Objective: To isolate and culture tumor stem cells from glioma tissues obtained at surgical operation and to study their biological characteristics.
Methods: Glioma tissues obtained from surgically resected specimens of 8 patients were fully chopped, trypsinized, and filtered to prepare single cell suspensions. The cells were cultured in serum-free medium with EGF, LIF and bFGF. CD133(+) cells were purified by magnetic cell sorting, and cultured continuously in vitro to obtain tumor cell spheres. Tumor stem cells of the 5th passage were induced to differentiate with 10% FBS, and expression of cell differentiation markers such as Nestin, MAP2, GFAP was evaluated with immunocytochemistry techniques.

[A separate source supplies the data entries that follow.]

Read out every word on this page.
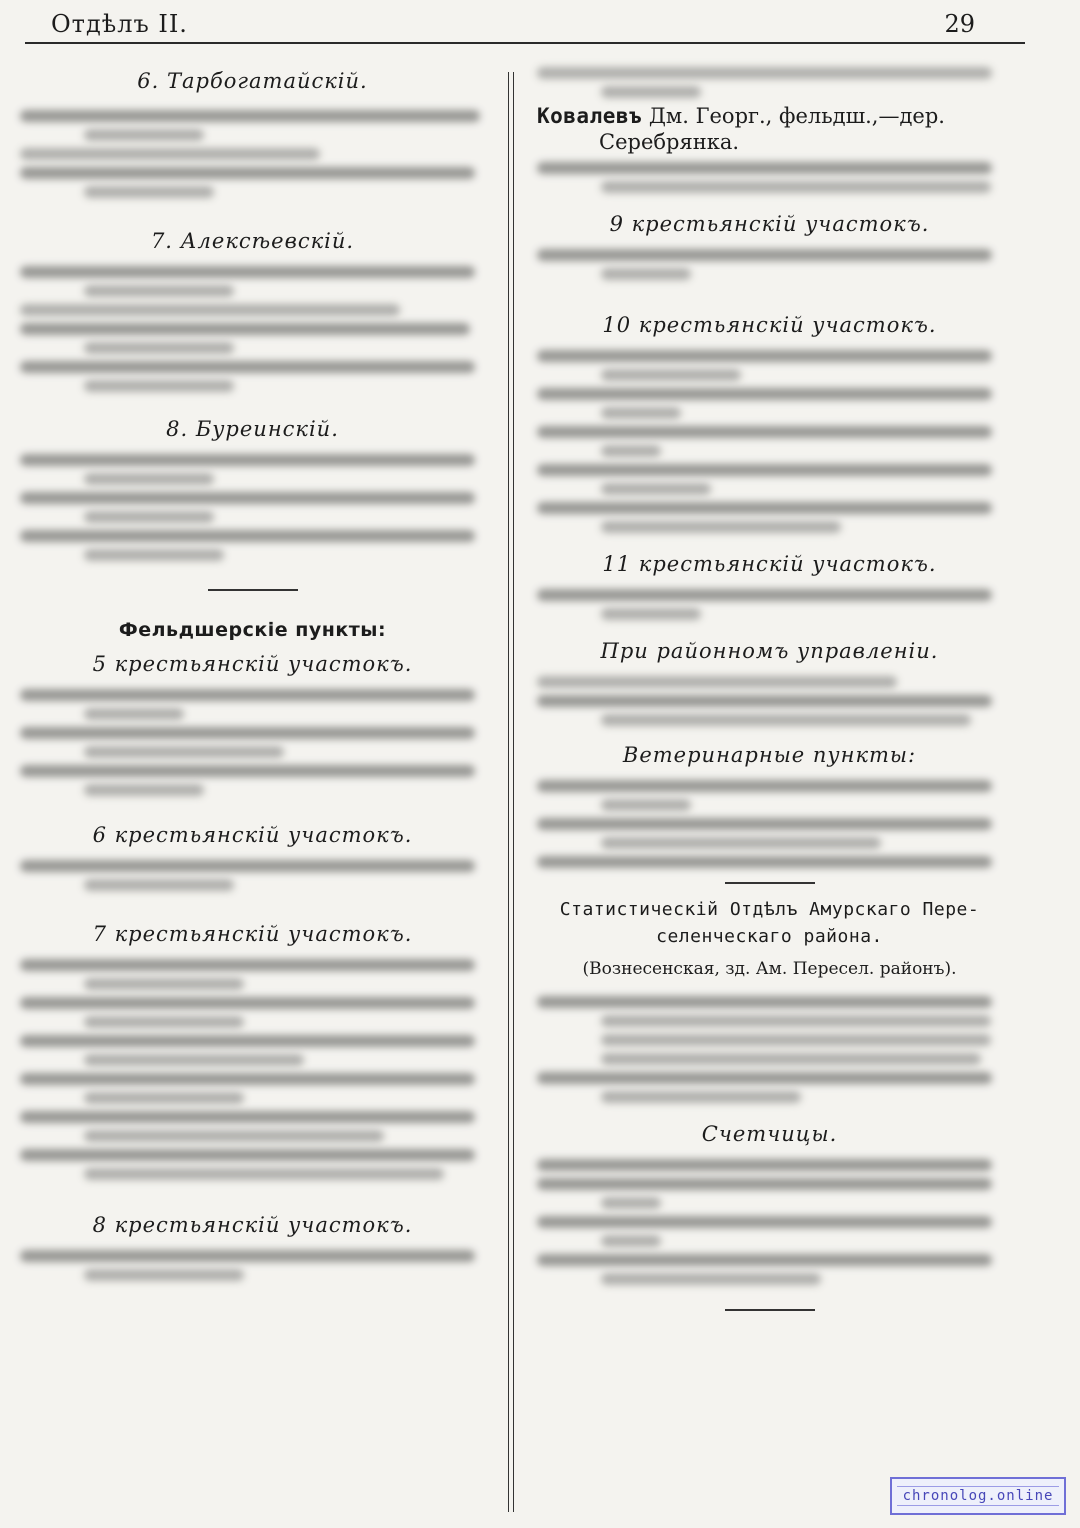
Отдѣлъ II.	29
6. Тарбогатайскій.
7. Алексѣевскій.
8. Буреинскій.
Фельдшерскіе пункты:
5 крестьянскій участокъ.
6 крестьянскій участокъ.
7 крестьянскій участокъ.
8 крестьянскій участокъ.
Ковалевъ Дм. Георг., фельдш.,—дер.
Серебрянка.
9 крестьянскій участокъ.
10 крестьянскій участокъ.
11 крестьянскій участокъ.
При районномъ управленіи.
Ветеринарные пункты:
Статистическій Отдѣлъ Амурскаго Пере-
селенческаго района.
(Вознесенская, зд. Ам. Пересел. районъ).
Счетчицы.
chronolog.online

Results: CD133(+) cells were successfully separated and cultured from one anasplastic mixed astrocyte-ependymocyte type glioma specimen. These cells maintained a sphere-like growth status in vitro (3 months, 14 passages), and can self-renew, proliferate and conditionally differentiate into MAP2(+) and GFAP(+) cells. However, CD133(-) cells did not possess these properties.
Conclusion: Glioma tissue contains tumor stem cells. Those cells can be cultured and passaged in vitro for a long term, and therefore to offer new approaches for studying cellular and molecular biology of glioma.